Gedichten bestaan uit één of meer strofen. Deze worden gescheiden door een witregel.
Strofen onderscheiden we op grond van het aantal versregels:
- twee regels: distichon
- drie regels: terzine of terzet
- vier regels: kwatrijn
- vijf regels: kwintijn of quintet
- zes regels: sextet
- zeven regels: septet
- acht regels: octaaf
Als je let op het hele gedicht dan onderscheiden we o.a. de volgende versvormen:
Volksballade - verhalend gedicht, sprongsgewijs verteld en vaak met een treurige inhoud.
Rondeel - gedicht van meestal acht regels met twee rijmklanken. De eerste, vierde en zevende regel zijn hetzelfde evenals de tweede en achtste regel.
Sonnet - gedicht van veertien regels bestaande uit twee strofen van vier en twee van drie regels.

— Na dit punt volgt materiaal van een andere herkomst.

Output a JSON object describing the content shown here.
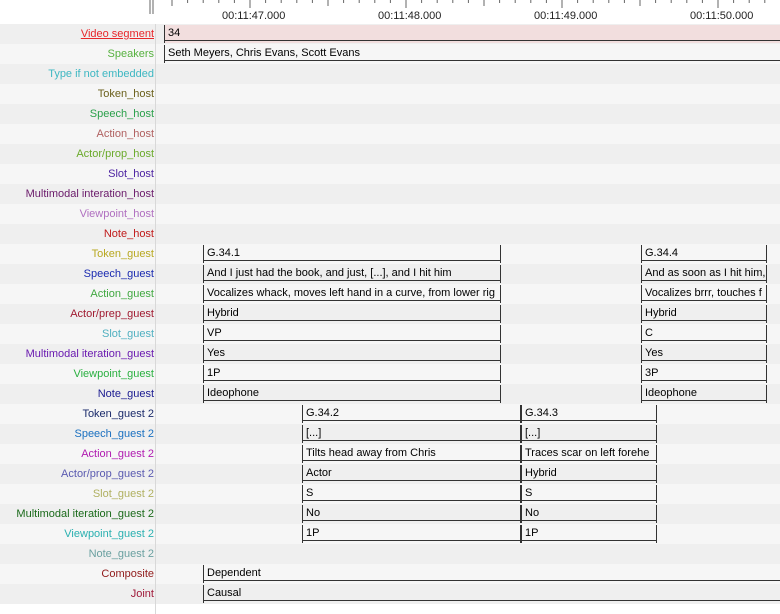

Na de achtste regel volgt een wending (chute).
Ode of lofdicht - gedicht waarin een persoon of zaak geprezen wordt.
Acrostichon of Naamdicht - De beginletters van de strofen vormen de naam van degene aan wie het gericht is.
Hekeldicht - Gedicht waarin op humoristische wijze gebreken, absurditeiten of wantoestanden worden bekritiseerd (gehekeld).
Elegie of Klaagzang - een weemoedig gedicht, vaak over de schoonheid van vroeger en de ellende van het nu of een verloren of onbereikbare liefde
Epigram of Puntdicht - kort gedicht met een grappige inhoud
Emblema - plaatje met een praatje, afbeelding ter verduidelijking met daarbij een korte kernachtige spreuk
Kwatrijn - een gedicht van vier versregels met twee rijmklanken
Vrij of dynamisch vers - gedicht dat aan geen enkele regel (rijm, strofenbouw, metrum …) is gebonden.